Closer to home, Laura Mvula, an African-British artist, recently filmed and released her new single, Phenomenal woman. Filmed on the streets of the Bo-Kaap in Cape Town, it is a colourful celebration of Africa, featuring only black people and a plethora of different cultural fusions. The song itself has strong similarities to Maya Angelou’s famous poem “Phenomenal Woman”. If Laura did use this as inspiration, it is a genius adaptation with the same imagery reshuffled to create a song that is all about texture and vibrant repetition. Check the video out below.
You may find it strange that I – a white South African male – am writing about African women. But I believe that this portrayal of strong women in Africa is not only definitely needed, but extremely important for our future as a nation and a continent.
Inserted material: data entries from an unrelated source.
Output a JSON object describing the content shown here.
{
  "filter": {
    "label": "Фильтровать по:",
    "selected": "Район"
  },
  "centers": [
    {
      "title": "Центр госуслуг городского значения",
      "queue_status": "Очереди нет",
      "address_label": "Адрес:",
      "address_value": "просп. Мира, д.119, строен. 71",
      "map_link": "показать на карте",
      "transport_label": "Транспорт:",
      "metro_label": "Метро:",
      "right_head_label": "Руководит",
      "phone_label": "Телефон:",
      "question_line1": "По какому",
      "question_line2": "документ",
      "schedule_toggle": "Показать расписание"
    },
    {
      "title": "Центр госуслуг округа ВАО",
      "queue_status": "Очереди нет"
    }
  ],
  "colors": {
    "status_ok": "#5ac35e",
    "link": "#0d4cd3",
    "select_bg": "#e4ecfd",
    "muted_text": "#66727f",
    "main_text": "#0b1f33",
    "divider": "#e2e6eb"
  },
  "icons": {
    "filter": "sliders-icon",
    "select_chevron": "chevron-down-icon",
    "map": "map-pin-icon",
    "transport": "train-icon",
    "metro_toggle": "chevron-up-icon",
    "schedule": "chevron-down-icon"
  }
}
The way black women are portrayed in the media – the rolemodels young girls have when they turn on the radio, watch on television or read about – is important, as it socially defines what they can become. Today’s impressionable girls are the future leaders and mothers of the following leaders of Africa. If things continue, this representation of powerful black women will directly affect two generations, at least. If valuing them highly is being a feminist, then I am one.
Art is meant to make people think. It is meant to challenge our perspective and our actions. I hope that there is a whole lot more where these examples came from. We need it to direct our future both culturally and socially. I hope you agree.